Ultra Small 5.5V 0.6A Step-Down DC-DC
Torex Semiconductor introduced what the company claims to be the world’s smallest 600mA dc-dc. The XC9281/82 is an ultra-small synchronous step-down dc-dc which can operate from 2.5V to 5.5V. It can deliver loads up to 600mA. Available in LGA-6B01 and a minuscule WLP-6-05 package, measuring only 0.96 x 0.88 x 0.33mm, a tiny dc-dc circuit of only 3.52mm2 can be implemented with a minimal number of external components.
The small size makes the XC9281/XC9282 series suitable for equipment requiring miniaturization and low profile mounting area, and battery-powered equipment such as mobile equipment. Applications for the dc-dc converter include smartphones, wireless earphones / headsets, wearable devices, DSC / Camcorder, portable game consoles, smartcards, power supplies for modules, and various small power sources.
Because the XC9281/82 uses such small packages and external components, the PCB area and therefore the length of the copper tracks is minimized, which results in extremely low radiated noise and excellent EMI performance.
Hi-SAT COT control supports ultra-fast load transient response performance and a stable 6MHz switching frequency.
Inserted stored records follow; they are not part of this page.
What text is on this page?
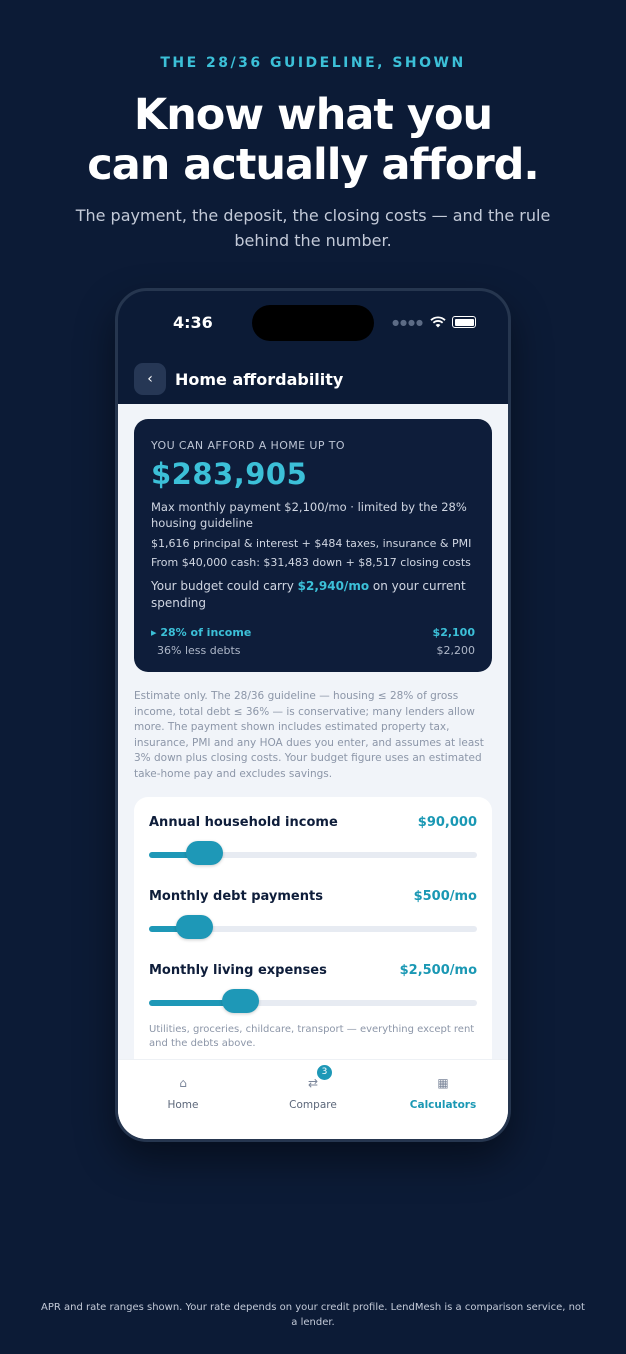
THE 28/36 GUIDELINE, SHOWN
Know what you
can actually afford.
The payment, the deposit, the closing costs — and the rule behind the number.
4:36	●●●●
‹	Home affordability
YOU CAN AFFORD A HOME UP TO
$283,905
Max monthly payment $2,100/mo · limited by the 28% housing guideline
$1,616 principal & interest + $484 taxes, insurance & PMI
From $40,000 cash: $31,483 down + $8,517 closing costs
Your budget could carry $2,940/mo on your current spending
▸ 28% of income	$2,100
36% less debts	$2,200
Estimate only. The 28/36 guideline — housing ≤ 28% of gross income, total debt ≤ 36% — is conservative; many lenders allow more. The payment shown includes estimated property tax, insurance, PMI and any HOA dues you enter, and assumes at least 3% down plus closing costs. Your budget figure uses an estimated take-home pay and excludes savings.
Annual household income	$90,000
Monthly debt payments	$500/mo
Monthly living expenses	$2,500/mo
Utilities, groceries, childcare, transport — everything except rent and the debts above.
⌂
Home
⇄
3
Compare
▦
Calculators
APR and rate ranges shown. Your rate depends on your credit profile. LendMesh is a comparison service, not a lender.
Torex’s ON Time architecture ensures extremely fast transient response compared with that of standard dc-dc solutions. The Hi-SAT COT also provides less fluctuation in isolation frequency against load and input voltage compared to conventional COT control solutions.
The high-speed transient response technology makes the device suitable for applications requiring a fast response and output voltage stability for an instantaneous load fluctuation such as FPGA.
Due to increasing the oscillation frequency to a high frequency, the design reduces the mounting area.
The company designed the XC9281/82 to operate under lower capacitance values which will occur under dc-bias conditions. For this reason, the company says that designers can safely use smaller, lower cost 0603 size multi-layer capacitors without compromising on performance.
Torex points out that improving on-resistance and thermal consumption can result in an efficiency equal to or higher than that of conventional products.